That brings us to the question: How was a case identified in the first place? Scientists around Prof. Drosten from the Berlin Charité have developed the first test for SARS-CoV-2 and it was quickly accepted be the WHO to reliably detect infected individuals. The test itself is based on polymerase chain reaction (PCR) and detects the virus in individuals. In the meantime, several tests for SARS-CoV-2 are on the market, all based on PCR.
For valid and reliable test results, the collection method for the PCR test needs to be uniform and consistent for every sample. With little knowledge about the virus itself, there might have been a lack of understanding how exactly samples have to be collected in order to yield correct results. However, experts agree that the currently available PCR-tests are robust in detecting new cases.
Case definitions emerged over time, and in the end a distinction was made between “suspect case”, “probable case”, and “confirmed case” (1, 2). For example, the “suspect case” definition includes the presence of symptoms. However, especially in the beginning it was not clear what symptoms are associated with COVID-19 (and to which degree, i.e. mild vs. severe), and it became clear that there is the possibility for people to show no symptoms at all despite being infected with SARS-CoV-2. Moreover, the definition includes “history of travel to or residence in a location reporting community transmission of COVID-19 disease during the 14 days prior to symptom onset” (1). Again, especially in the beginning it wasn’t clear which locations were affected and the community transmission for some locations was only discovered in hindsight, so the definition of being a “suspect case” was subject to change. Having established a universal case definition has helped the comparability of case numbers across the globe, but this number still heavily relies on the reports from local health authorities and test capacities (needed to confirm a case), which are not equally distributed. Furthermore, the absolute case number does not take into account the underlying population size, so other measures needed to be found eventually.
As briefly mentioned, test capacities also played a major role in the beginning of the pandemic. They were restricted in the beginning and quickly ramped up to meet the necessary capacities after it became clear that it was crucial in fighting the pandemic. However, especially in the beginning, many countries lacked those capacities, either due to shortcomings in the available tests or because laboratories were not able to process the number of tests.
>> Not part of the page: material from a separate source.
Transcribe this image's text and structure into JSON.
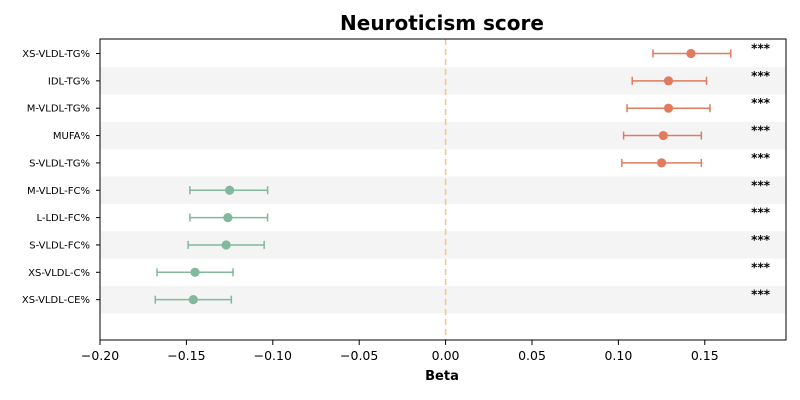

A few people raised concerns about the validity of reported case numbers, fueled by differing numbers reported by different sources. As an example, there were three sources that were most often cited when reporting case numbers in Germany, all reporting slightly different numbers, which especially in the beginning seemed like a big difference. The German Robert Koch-Institute (RKI) – which is the central institute of the German government for infectious and non-communicable diseases and its prevention – used the absolute case numbers reported from local health authorities, the European Center for Disease Control used numbers reported from its member states, and the often cited Johns-Hopkins-University relied on various open sources (3), making it the most up-to-date source especially in the beginning.